Ужасное воспоминание пронеслось в голове Джини при звуках его голоса, а последующие слова больного превратили это воспоминание в уверенность.

— Только спокойно! Вспомни Мусхетов кэрн и лунную ночь!

Заломив руки и задыхаясь от охватившего ее горького чувства, Джини опустилась в кресло.
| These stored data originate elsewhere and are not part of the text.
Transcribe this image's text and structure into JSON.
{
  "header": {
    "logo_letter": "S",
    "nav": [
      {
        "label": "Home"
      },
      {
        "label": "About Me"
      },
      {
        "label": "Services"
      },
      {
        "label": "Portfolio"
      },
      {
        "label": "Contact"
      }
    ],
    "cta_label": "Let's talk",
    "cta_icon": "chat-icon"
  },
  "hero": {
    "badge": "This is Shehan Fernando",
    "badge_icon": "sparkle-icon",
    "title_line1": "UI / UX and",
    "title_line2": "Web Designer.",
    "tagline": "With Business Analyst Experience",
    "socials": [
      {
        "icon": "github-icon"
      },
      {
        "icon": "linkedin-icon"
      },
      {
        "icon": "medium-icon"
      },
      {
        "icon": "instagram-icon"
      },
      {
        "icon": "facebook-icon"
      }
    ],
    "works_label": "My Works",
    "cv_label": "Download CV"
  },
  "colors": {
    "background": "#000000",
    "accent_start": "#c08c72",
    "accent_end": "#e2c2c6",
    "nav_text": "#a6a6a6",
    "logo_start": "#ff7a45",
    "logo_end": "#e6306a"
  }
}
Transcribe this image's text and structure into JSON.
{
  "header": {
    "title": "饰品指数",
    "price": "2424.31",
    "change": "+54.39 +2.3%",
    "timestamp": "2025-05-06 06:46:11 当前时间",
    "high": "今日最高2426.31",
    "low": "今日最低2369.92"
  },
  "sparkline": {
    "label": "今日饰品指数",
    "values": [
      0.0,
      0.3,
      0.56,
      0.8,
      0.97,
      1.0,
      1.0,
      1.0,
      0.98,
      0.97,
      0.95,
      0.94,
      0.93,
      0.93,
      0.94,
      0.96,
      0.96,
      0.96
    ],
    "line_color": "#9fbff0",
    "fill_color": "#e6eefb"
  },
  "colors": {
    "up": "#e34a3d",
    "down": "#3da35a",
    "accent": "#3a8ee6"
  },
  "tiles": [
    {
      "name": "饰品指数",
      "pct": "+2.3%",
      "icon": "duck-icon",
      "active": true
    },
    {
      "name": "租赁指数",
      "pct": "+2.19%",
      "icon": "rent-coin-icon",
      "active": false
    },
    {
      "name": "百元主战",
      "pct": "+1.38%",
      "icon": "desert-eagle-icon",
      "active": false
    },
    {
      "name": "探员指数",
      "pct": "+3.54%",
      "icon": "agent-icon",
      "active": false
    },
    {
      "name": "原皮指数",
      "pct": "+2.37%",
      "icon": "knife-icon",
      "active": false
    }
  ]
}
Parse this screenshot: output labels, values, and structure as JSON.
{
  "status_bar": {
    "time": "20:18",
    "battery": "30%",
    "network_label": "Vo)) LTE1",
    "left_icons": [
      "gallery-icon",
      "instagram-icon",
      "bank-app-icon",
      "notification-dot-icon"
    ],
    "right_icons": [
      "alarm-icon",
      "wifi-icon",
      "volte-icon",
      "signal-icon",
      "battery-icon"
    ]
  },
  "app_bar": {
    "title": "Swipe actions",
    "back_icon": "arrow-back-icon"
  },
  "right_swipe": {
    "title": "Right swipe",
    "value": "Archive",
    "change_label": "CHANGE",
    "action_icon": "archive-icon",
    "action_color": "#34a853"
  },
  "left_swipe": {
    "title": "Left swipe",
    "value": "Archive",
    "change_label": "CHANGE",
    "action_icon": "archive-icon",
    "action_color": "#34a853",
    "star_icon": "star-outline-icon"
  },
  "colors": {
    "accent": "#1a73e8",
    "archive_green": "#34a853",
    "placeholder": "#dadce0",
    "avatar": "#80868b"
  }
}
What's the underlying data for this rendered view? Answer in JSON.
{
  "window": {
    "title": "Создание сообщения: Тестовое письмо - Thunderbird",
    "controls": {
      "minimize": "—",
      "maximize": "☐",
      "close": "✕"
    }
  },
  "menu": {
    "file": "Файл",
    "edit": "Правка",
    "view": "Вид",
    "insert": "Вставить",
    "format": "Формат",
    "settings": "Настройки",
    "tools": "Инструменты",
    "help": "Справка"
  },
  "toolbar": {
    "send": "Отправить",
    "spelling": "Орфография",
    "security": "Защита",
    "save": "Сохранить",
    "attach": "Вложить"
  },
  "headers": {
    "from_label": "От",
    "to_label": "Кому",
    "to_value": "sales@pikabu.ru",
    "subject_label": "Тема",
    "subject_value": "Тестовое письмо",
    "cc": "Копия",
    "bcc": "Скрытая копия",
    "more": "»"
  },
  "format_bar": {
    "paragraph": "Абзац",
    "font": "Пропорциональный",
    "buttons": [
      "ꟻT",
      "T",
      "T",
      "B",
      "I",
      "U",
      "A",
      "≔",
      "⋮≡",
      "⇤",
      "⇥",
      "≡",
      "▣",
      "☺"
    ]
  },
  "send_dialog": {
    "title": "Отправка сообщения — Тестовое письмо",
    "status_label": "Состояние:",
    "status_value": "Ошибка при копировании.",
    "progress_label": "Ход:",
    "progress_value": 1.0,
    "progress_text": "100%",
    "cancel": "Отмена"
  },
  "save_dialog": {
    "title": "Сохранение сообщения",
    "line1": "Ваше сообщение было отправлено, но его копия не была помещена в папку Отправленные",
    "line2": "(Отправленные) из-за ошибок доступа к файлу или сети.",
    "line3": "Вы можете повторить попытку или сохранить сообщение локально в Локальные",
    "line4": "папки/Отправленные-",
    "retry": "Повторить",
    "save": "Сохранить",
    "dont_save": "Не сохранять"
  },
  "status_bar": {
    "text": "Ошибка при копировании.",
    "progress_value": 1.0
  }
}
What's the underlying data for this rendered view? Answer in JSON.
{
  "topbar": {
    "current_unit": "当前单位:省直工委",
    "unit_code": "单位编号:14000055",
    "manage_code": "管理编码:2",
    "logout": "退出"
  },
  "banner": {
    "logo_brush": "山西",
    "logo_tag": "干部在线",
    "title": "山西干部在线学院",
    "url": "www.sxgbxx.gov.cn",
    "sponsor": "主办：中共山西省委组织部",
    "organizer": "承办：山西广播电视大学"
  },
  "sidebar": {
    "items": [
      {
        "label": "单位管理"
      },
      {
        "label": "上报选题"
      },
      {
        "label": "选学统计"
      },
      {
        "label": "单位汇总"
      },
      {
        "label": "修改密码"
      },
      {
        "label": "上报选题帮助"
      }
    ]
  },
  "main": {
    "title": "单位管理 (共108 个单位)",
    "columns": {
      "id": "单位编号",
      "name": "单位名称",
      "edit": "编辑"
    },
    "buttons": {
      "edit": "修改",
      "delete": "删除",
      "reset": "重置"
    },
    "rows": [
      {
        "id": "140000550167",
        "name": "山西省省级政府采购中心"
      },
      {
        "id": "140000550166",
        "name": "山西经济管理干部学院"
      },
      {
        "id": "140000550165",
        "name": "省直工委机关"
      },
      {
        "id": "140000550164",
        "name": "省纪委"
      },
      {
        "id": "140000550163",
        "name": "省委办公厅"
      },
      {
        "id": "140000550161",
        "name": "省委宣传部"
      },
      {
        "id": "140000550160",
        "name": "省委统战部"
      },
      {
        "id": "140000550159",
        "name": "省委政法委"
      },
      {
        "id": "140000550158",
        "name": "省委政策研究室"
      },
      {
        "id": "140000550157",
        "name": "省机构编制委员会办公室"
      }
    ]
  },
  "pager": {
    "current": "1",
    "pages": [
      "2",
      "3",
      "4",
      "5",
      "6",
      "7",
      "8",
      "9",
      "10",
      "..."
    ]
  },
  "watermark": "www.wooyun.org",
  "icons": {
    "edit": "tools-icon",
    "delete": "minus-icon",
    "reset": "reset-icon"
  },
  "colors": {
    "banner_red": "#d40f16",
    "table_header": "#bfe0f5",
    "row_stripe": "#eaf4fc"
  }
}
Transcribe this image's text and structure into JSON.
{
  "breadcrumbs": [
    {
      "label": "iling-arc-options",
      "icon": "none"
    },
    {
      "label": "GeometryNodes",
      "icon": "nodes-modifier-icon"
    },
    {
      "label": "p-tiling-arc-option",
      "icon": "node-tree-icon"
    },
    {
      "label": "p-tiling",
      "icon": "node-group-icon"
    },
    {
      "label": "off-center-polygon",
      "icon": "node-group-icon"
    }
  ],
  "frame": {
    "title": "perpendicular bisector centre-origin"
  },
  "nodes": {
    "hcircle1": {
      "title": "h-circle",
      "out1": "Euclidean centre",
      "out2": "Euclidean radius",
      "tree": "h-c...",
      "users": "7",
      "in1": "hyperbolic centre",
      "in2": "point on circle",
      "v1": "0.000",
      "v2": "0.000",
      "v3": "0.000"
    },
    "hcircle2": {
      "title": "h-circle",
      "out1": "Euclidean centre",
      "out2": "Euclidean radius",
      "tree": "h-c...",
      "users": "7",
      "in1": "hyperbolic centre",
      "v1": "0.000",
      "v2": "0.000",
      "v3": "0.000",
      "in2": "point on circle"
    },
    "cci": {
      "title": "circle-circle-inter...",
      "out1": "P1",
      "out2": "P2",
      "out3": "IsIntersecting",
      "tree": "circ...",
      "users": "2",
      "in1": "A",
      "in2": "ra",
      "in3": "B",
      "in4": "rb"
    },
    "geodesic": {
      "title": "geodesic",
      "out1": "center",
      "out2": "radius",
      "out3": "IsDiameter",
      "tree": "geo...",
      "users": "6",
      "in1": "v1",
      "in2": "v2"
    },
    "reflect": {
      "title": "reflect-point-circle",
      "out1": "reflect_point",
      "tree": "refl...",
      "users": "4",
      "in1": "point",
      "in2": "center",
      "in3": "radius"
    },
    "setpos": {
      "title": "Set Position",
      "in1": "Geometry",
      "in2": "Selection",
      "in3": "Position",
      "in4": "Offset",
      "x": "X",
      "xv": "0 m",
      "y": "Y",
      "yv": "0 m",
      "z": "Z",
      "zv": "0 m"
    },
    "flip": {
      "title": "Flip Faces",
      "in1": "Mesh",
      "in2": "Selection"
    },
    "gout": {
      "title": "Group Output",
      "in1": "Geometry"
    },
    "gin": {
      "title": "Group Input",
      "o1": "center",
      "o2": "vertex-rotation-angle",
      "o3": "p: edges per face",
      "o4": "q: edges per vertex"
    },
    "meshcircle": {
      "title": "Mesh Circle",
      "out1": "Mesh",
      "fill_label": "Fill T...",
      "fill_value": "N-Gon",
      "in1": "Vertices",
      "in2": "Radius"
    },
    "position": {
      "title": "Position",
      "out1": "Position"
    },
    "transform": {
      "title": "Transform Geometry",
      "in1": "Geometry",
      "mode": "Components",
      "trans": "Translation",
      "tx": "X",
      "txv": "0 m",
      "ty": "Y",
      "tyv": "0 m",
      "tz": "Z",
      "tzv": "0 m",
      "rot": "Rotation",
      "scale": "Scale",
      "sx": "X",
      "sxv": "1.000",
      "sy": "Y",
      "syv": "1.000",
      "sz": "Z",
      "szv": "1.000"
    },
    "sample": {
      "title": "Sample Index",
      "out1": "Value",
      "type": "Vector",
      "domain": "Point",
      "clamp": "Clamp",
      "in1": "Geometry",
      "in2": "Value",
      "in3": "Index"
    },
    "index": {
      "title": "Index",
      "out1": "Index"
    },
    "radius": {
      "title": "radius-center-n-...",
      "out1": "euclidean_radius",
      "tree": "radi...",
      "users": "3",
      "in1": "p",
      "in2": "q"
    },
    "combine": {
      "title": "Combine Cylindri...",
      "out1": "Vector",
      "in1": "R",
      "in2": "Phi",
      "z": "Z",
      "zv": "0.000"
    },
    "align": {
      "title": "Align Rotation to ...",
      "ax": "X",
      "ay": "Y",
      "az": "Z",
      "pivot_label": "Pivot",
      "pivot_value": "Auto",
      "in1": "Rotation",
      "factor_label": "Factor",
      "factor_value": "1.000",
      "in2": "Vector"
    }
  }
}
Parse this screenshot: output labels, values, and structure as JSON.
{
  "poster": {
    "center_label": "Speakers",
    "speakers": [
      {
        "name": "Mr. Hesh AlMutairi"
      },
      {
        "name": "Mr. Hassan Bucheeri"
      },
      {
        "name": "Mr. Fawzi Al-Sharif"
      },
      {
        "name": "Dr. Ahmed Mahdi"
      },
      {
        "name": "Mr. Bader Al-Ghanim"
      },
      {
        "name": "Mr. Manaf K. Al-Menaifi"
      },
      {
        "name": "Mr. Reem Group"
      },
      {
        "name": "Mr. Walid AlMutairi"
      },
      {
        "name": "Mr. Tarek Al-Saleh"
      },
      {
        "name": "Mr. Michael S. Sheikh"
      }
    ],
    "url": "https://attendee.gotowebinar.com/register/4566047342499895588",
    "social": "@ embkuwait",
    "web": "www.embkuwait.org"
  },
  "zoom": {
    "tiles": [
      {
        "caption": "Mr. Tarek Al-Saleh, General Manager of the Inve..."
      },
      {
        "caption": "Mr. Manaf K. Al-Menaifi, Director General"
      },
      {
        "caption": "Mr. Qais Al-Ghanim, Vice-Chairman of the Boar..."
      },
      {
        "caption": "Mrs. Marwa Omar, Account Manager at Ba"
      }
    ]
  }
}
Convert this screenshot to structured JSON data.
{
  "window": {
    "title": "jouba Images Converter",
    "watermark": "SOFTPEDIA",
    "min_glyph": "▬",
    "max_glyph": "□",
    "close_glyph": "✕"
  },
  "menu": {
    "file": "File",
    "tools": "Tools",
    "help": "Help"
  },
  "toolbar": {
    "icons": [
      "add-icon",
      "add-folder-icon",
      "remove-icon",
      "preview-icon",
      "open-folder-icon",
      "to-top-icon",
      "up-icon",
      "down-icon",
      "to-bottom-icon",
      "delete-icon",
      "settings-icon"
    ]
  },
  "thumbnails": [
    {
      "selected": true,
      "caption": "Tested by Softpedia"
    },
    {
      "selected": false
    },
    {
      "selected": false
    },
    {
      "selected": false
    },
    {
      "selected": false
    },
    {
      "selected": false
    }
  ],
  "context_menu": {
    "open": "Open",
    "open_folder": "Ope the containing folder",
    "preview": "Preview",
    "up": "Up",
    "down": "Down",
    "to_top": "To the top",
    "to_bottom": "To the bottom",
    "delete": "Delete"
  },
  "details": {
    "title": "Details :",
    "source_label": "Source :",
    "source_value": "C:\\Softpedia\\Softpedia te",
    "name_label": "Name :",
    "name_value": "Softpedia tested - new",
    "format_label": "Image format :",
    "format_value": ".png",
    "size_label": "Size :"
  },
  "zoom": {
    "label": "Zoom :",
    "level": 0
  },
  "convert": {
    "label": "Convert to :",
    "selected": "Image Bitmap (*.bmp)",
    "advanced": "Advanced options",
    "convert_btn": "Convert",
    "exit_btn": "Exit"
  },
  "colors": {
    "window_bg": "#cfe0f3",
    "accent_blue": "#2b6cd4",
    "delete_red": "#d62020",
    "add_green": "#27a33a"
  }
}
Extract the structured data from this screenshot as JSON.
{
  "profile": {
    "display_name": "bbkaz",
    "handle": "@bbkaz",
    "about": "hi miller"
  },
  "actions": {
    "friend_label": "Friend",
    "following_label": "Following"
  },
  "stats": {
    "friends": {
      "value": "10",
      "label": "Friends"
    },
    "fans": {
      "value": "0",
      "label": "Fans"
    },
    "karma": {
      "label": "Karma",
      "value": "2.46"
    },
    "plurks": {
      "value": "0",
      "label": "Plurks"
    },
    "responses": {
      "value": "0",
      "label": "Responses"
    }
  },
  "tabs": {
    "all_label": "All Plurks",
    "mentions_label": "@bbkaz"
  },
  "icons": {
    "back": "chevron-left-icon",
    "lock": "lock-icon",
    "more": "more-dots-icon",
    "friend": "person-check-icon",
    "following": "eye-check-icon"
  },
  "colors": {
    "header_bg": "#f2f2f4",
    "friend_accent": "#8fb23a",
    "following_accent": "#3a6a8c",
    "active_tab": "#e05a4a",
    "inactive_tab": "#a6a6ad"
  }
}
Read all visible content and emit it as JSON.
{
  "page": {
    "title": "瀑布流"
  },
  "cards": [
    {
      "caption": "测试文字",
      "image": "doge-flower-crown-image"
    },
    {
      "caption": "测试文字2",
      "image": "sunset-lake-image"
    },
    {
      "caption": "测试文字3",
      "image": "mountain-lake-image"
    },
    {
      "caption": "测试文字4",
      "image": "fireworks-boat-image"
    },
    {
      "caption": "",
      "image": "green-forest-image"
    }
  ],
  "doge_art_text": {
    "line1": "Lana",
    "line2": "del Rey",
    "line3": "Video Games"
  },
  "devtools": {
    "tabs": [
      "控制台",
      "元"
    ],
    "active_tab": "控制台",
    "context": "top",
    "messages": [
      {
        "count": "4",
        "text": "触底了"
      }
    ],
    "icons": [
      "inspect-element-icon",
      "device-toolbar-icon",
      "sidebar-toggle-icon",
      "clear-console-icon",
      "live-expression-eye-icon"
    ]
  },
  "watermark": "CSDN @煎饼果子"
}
— Да, вот я лежу, — продолжал больной, — словно раздавленная змея, корчась от нетерпения и собственного бессилия, лежу здесь, тогда как я должен быть в Эдинбурге, пытаясь спасти ту, чья жизнь дороже мне моей собственной. Что с твоей сестрой? В каком она состоянии? Теперь она уже, наверно, осуждена на смерть, я знаю это! И подумать только, что лошадь, благополучно пронесшая меня через все мои глупые и бесчестные проделки, пала подо мной именно тогда, когда я впервые за много лет мчался на доброе и полезное дело. Но мне следует обуздать себя, я слишком слаб, чтобы справиться с таким волнением, а мне еще столько надо сказать. Налей мне немного того укрепляющего лекарства, что стоит на столе. Отчего ты так дрожишь? Впрочем, у тебя есть основания для этого. Оставь лекарство, я обойдусь и без него.

Но Джини, как ни сильно было ее отвращение, приблизилась к нему с чашкой, в которую она налила лекарство, и, не удержавшись, сказала:

— Есть укрепляющее лекарство и для души, сэр, если только безнравственность найдет в себе силы отвернуться от порока и обратиться к исцелителю душ.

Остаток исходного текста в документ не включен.